Harris' attorney S. Lee Merrit said, "It was a flimsy swing. It would not have justified the kind of charges brought in this case." He later provided NBC News with another video clip shot on August 12 later in the day, when DeAndre was already hospitalized. According to Merritt, the video showed a group of white men attacking Crews, with one of them striking Crews in the head with a blunt object.

In an interview with The Washington Post, Shaun King said, "I am disgusted that the justice system bent over backwards to issue a warrant for one of the primary victims of that day, when I and others had to fight like hell to get that same justice system to prosecute people who were vicious in their attacks against Harris and others. Now, we're seeing white supremacists celebrate on social media, bragging about Harris's arrest. They're hailing this as a victory."

On January 10, 2018, Judge Robert Downer downgraded the charge to misdemeanor "assault and battery", an offense that does not carry jail time.

Also on January 10, law enforcement in Southampton County, Virginia charged him for speeding, transporting a loaded rifle and possession of a concealed weapon.
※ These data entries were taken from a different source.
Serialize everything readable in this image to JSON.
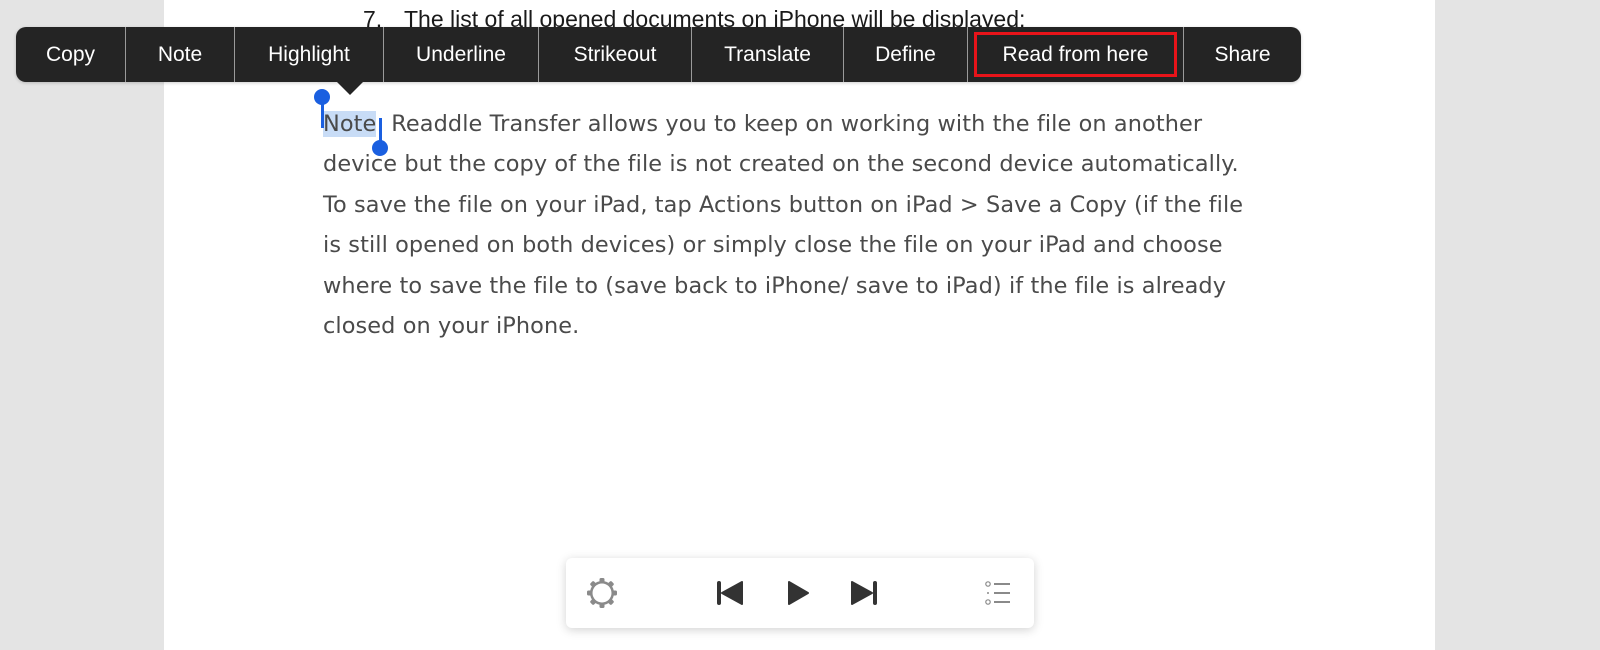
{
  "document": {
    "previous_item_number": "7.",
    "previous_item_text": "The list of all opened documents on iPhone will be displayed:",
    "paragraph_selected_word": "Note",
    "paragraph_lines": [
      ": Readdle Transfer allows you to keep on working with the file on another",
      "device but the copy of the file is not created on the second device automatically.",
      "To save the file on your iPad, tap Actions button on iPad > Save a Copy (if the file",
      "is still opened on both devices) or simply close the file on your iPad and choose",
      "where to save the file to (save back to iPhone/ save to iPad) if the file is already",
      "closed on your iPhone."
    ]
  },
  "context_menu": {
    "items": [
      {
        "label": "Copy"
      },
      {
        "label": "Note"
      },
      {
        "label": "Highlight"
      },
      {
        "label": "Underline"
      },
      {
        "label": "Strikeout"
      },
      {
        "label": "Translate"
      },
      {
        "label": "Define"
      },
      {
        "label": "Read from here",
        "highlighted": true
      },
      {
        "label": "Share"
      }
    ],
    "highlight_color": "#e8141a"
  },
  "player": {
    "icons": [
      "gear-icon",
      "skip-previous-icon",
      "play-icon",
      "skip-next-icon",
      "list-icon"
    ]
  },
  "colors": {
    "selection": "#c8dcf6",
    "handle": "#1a5fe0",
    "background": "#e4e4e4"
  }
}
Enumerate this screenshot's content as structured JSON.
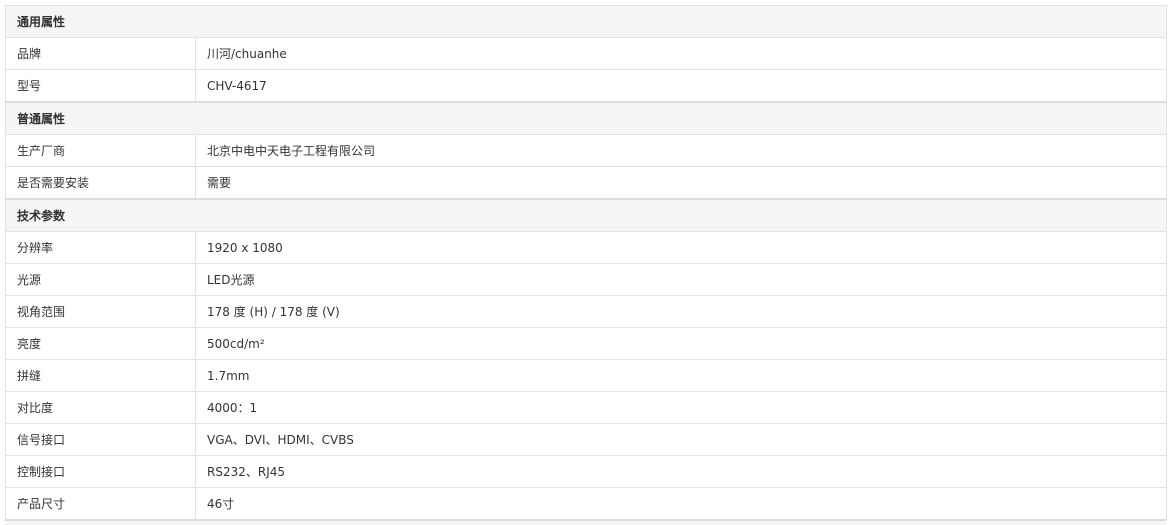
{
  "groups": [
    {
      "title": "通用属性",
      "rows": [
        {
          "key": "品牌",
          "value": "川河/chuanhe"
        },
        {
          "key": "型号",
          "value": "CHV-4617"
        }
      ]
    },
    {
      "title": "普通属性",
      "rows": [
        {
          "key": "生产厂商",
          "value": "北京中电中天电子工程有限公司"
        },
        {
          "key": "是否需要安装",
          "value": "需要"
        }
      ]
    },
    {
      "title": "技术参数",
      "rows": [
        {
          "key": "分辨率",
          "value": "1920 x 1080"
        },
        {
          "key": "光源",
          "value": "LED光源"
        },
        {
          "key": "视角范围",
          "value": "178 度 (H) / 178 度 (V)"
        },
        {
          "key": "亮度",
          "value": "500cd/m²"
        },
        {
          "key": "拼缝",
          "value": "1.7mm"
        },
        {
          "key": "对比度",
          "value": "4000：1"
        },
        {
          "key": "信号接口",
          "value": "VGA、DVI、HDMI、CVBS"
        },
        {
          "key": "控制接口",
          "value": "RS232、RJ45"
        },
        {
          "key": "产品尺寸",
          "value": "46寸"
        }
      ]
    }
  ]
}
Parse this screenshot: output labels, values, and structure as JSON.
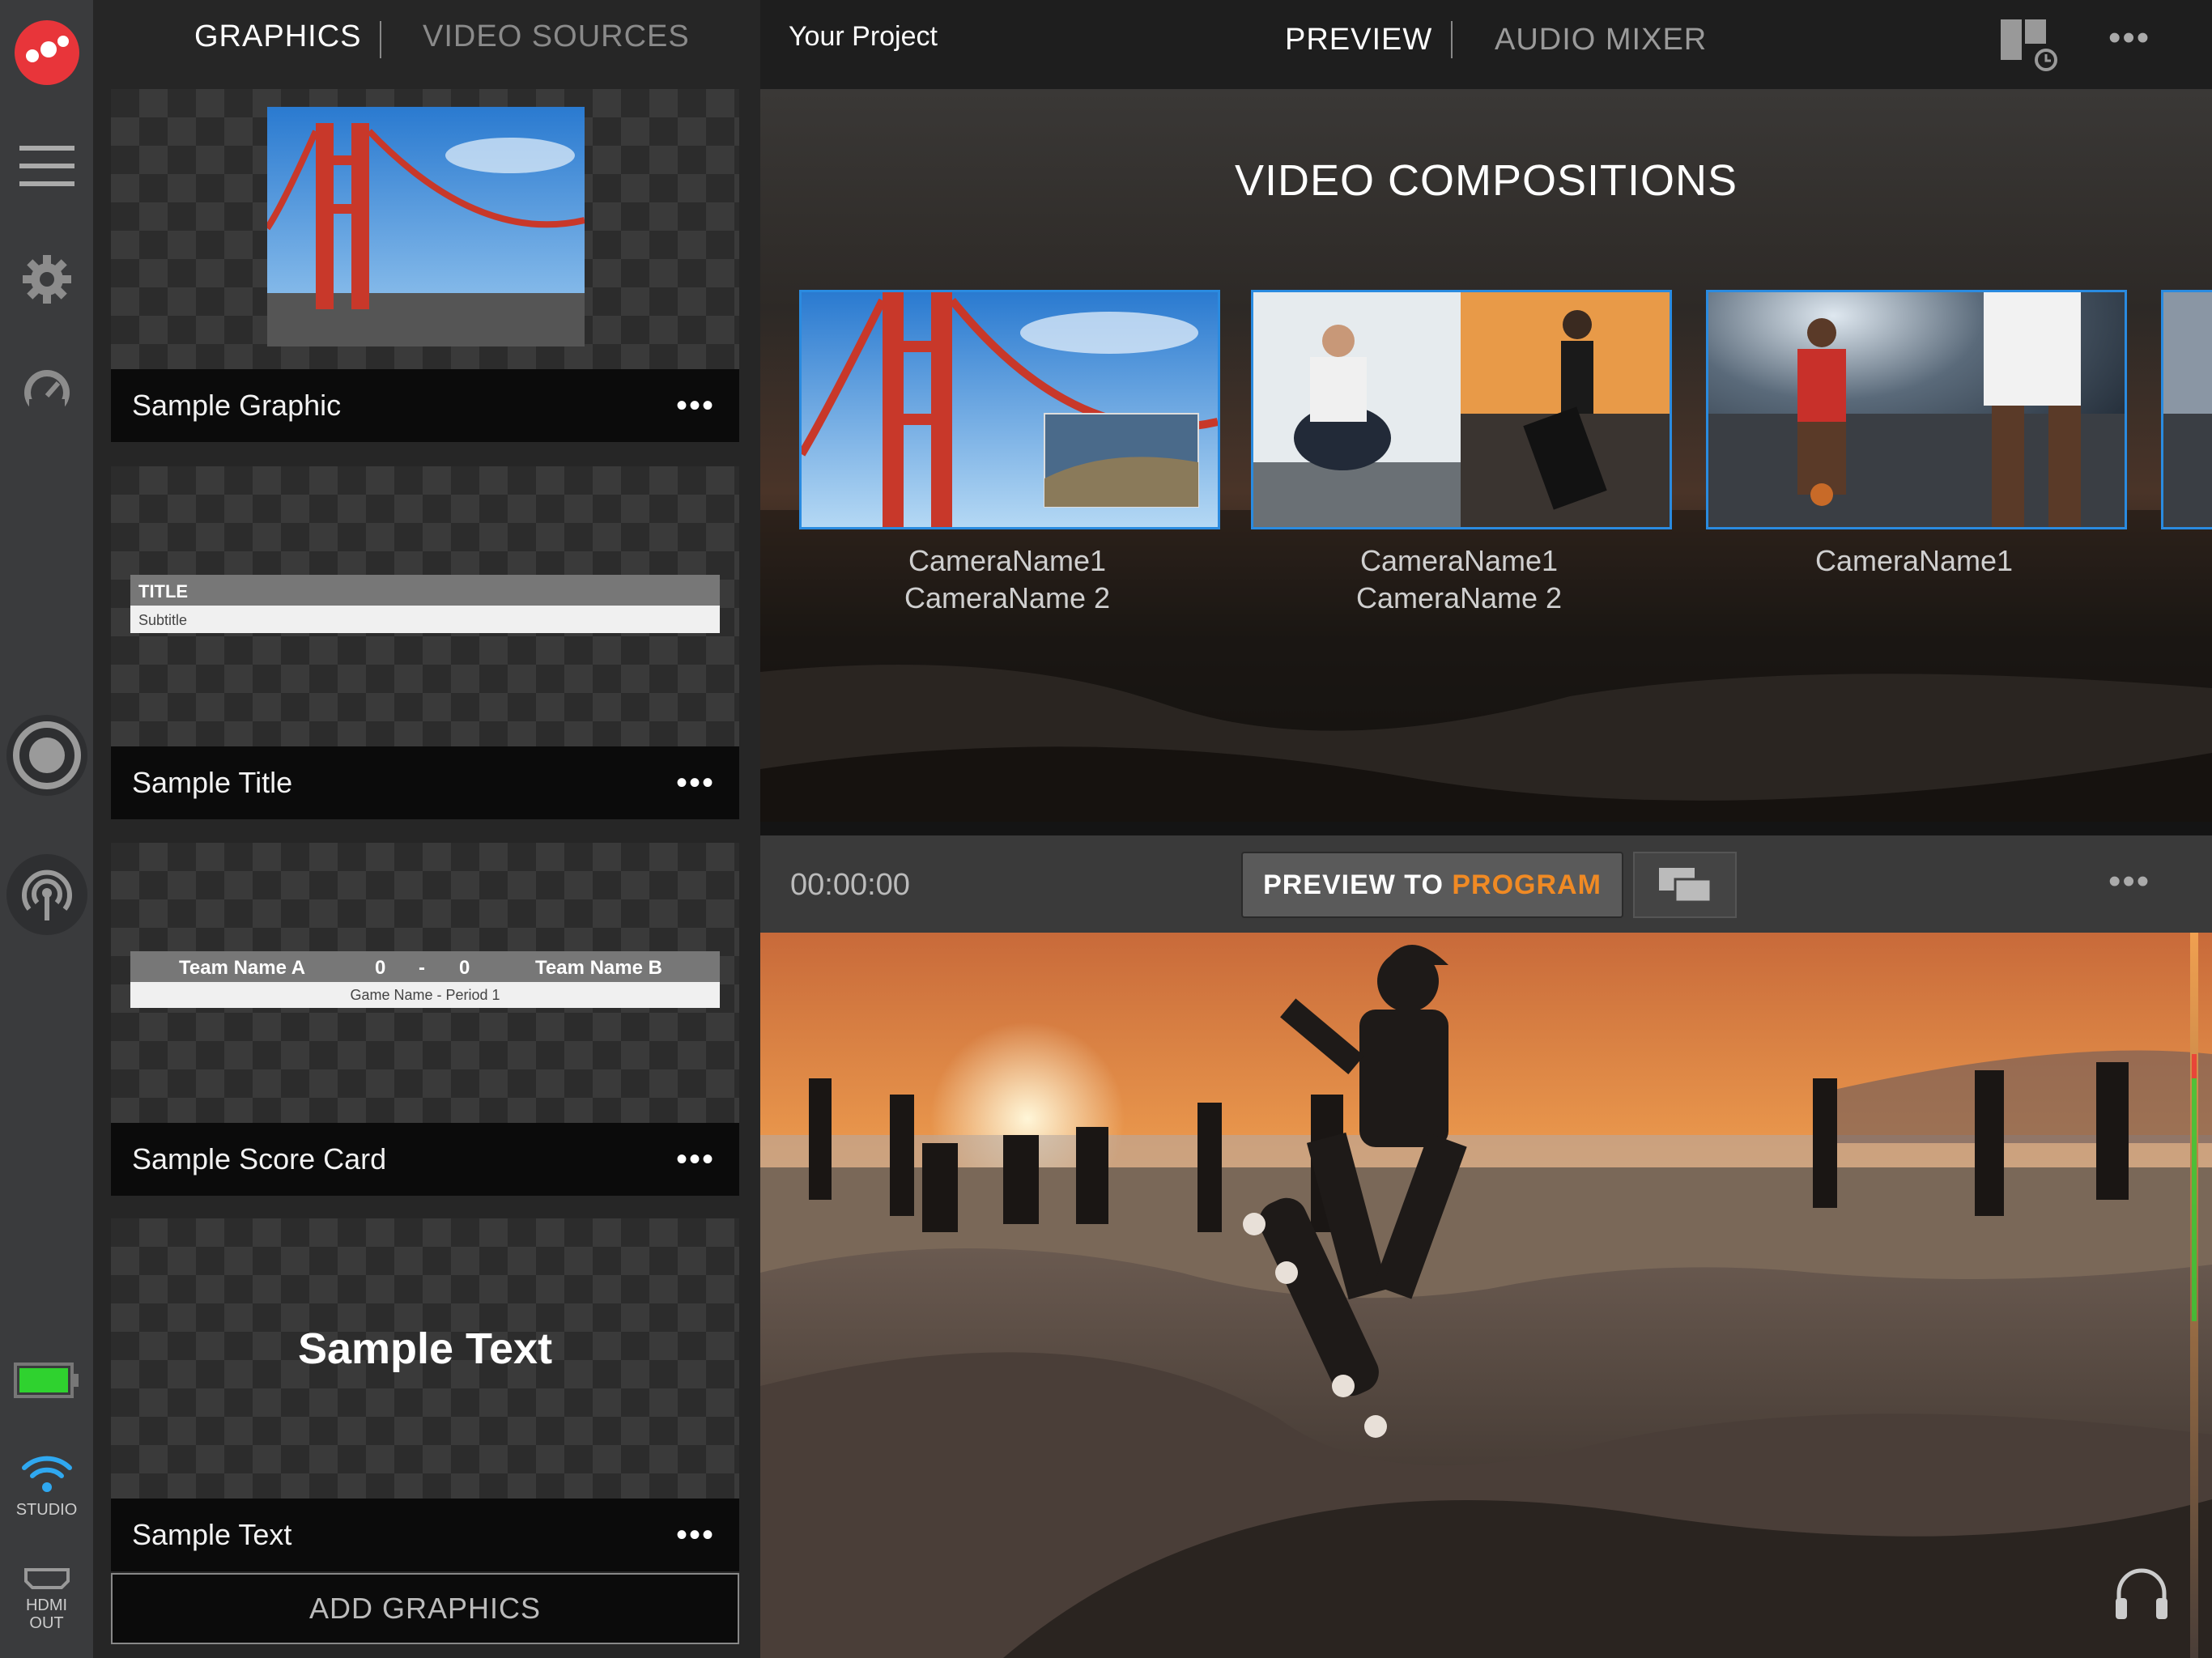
{
  "colors": {
    "accent_red": "#e8353a",
    "program_orange": "#f08a24",
    "selection_blue": "#2a8be0",
    "battery_green": "#2fd22f",
    "wifi_blue": "#2fa8f0"
  },
  "rail": {
    "icons": [
      "app-logo-icon",
      "hamburger-menu-icon",
      "gear-icon",
      "gauge-icon",
      "record-icon",
      "broadcast-icon",
      "battery-icon",
      "wifi-icon",
      "hdmi-icon"
    ],
    "studio_label": "STUDIO",
    "hdmi_label": "HDMI\nOUT",
    "battery_level": 1.0
  },
  "graphics_panel": {
    "tabs": [
      {
        "label": "GRAPHICS",
        "active": true
      },
      {
        "label": "VIDEO SOURCES",
        "active": false
      }
    ],
    "cards": [
      {
        "label": "Sample Graphic",
        "more": "•••"
      },
      {
        "label": "Sample Title",
        "more": "•••",
        "overlay_title": "TITLE",
        "overlay_subtitle": "Subtitle"
      },
      {
        "label": "Sample Score Card",
        "more": "•••",
        "team_a": "Team Name A",
        "score_a": "0",
        "dash": "-",
        "score_b": "0",
        "team_b": "Team Name B",
        "game": "Game Name - Period 1"
      },
      {
        "label": "Sample Text",
        "more": "•••",
        "overlay_text": "Sample Text"
      }
    ],
    "add_button": "ADD GRAPHICS"
  },
  "topbar": {
    "project": "Your Project",
    "tabs": [
      {
        "label": "PREVIEW",
        "active": true
      },
      {
        "label": "AUDIO MIXER",
        "active": false
      }
    ],
    "layout_icon": "layout-clock-icon",
    "more": "•••"
  },
  "compositions": {
    "title": "VIDEO COMPOSITIONS",
    "items": [
      {
        "cam1": "CameraName1",
        "cam2": "CameraName 2"
      },
      {
        "cam1": "CameraName1",
        "cam2": "CameraName 2"
      },
      {
        "cam1": "CameraName1",
        "cam2": ""
      }
    ]
  },
  "preview": {
    "timecode": "00:00:00",
    "btn_prefix": "PREVIEW TO ",
    "btn_program": "PROGRAM",
    "more": "•••",
    "headphones_icon": "headphones-icon",
    "screens_icon": "screens-icon"
  }
}
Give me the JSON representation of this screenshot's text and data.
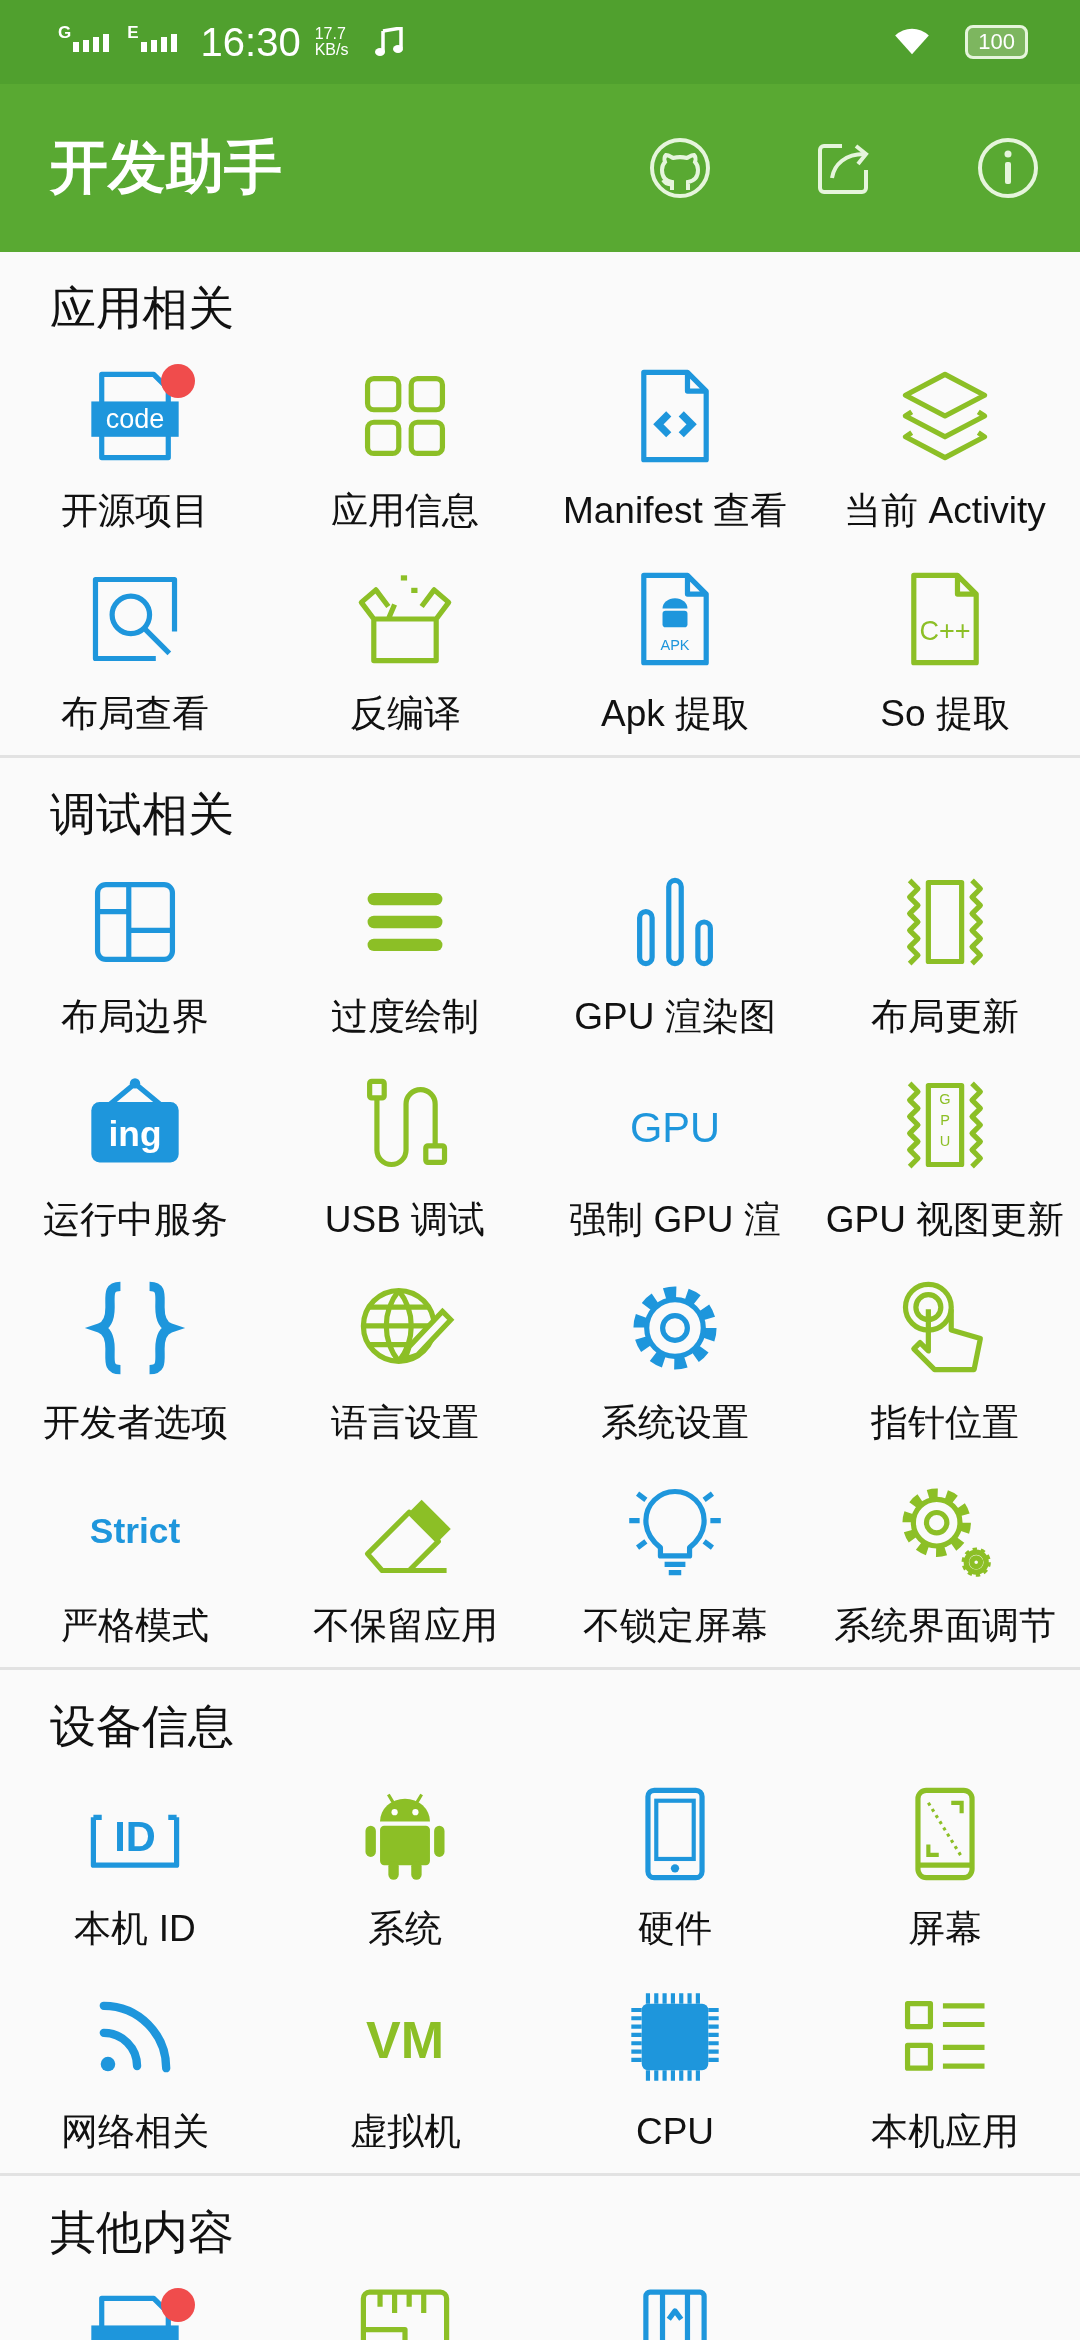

This resulted in a new restriction for violating his bond: Offender Aid and Restoration supervision until March 16, when his trial was set.

On March 16, Harris was found not guilty of assault by Judge Robert Downer.

==Independent review of city response==
A 207-page independent review, commissioned by the City of Charlottesville and prepared by Timothy J. Heaphy, was released on December 1, 2017. The "unsparing" report assessed Charlottesville's "response to three separate white supremacist events in the city" in 2017. Most of the blame was placed on the Charlottesville Police Department but the actions of the "Charlottesville City Council, attorneys from the city and state, the University of Virginia and the Virginia State Police" were also criticized. The report concluded that, "[a]lmost everything that could have been mishandled was." "Virginia state troopers...had orders to protect Emancipation Park but not to go beyond the park into "the mess on Market Street." Shortly after the publication of the report on the white supremacist rally that was "highly critical of the police department", Charlottesville Police Chief Alfred Thomas resigned.

Merritt said, "In an atmosphere where it is now clear law enforcement was instructed to stand down and allow violent supremacists to attack civilians, it seems only appropriate the city of Charlottesville reduce the demonstratively unjust charges against Mr. Harris, and we encourage the city to go even further with a total dismissal."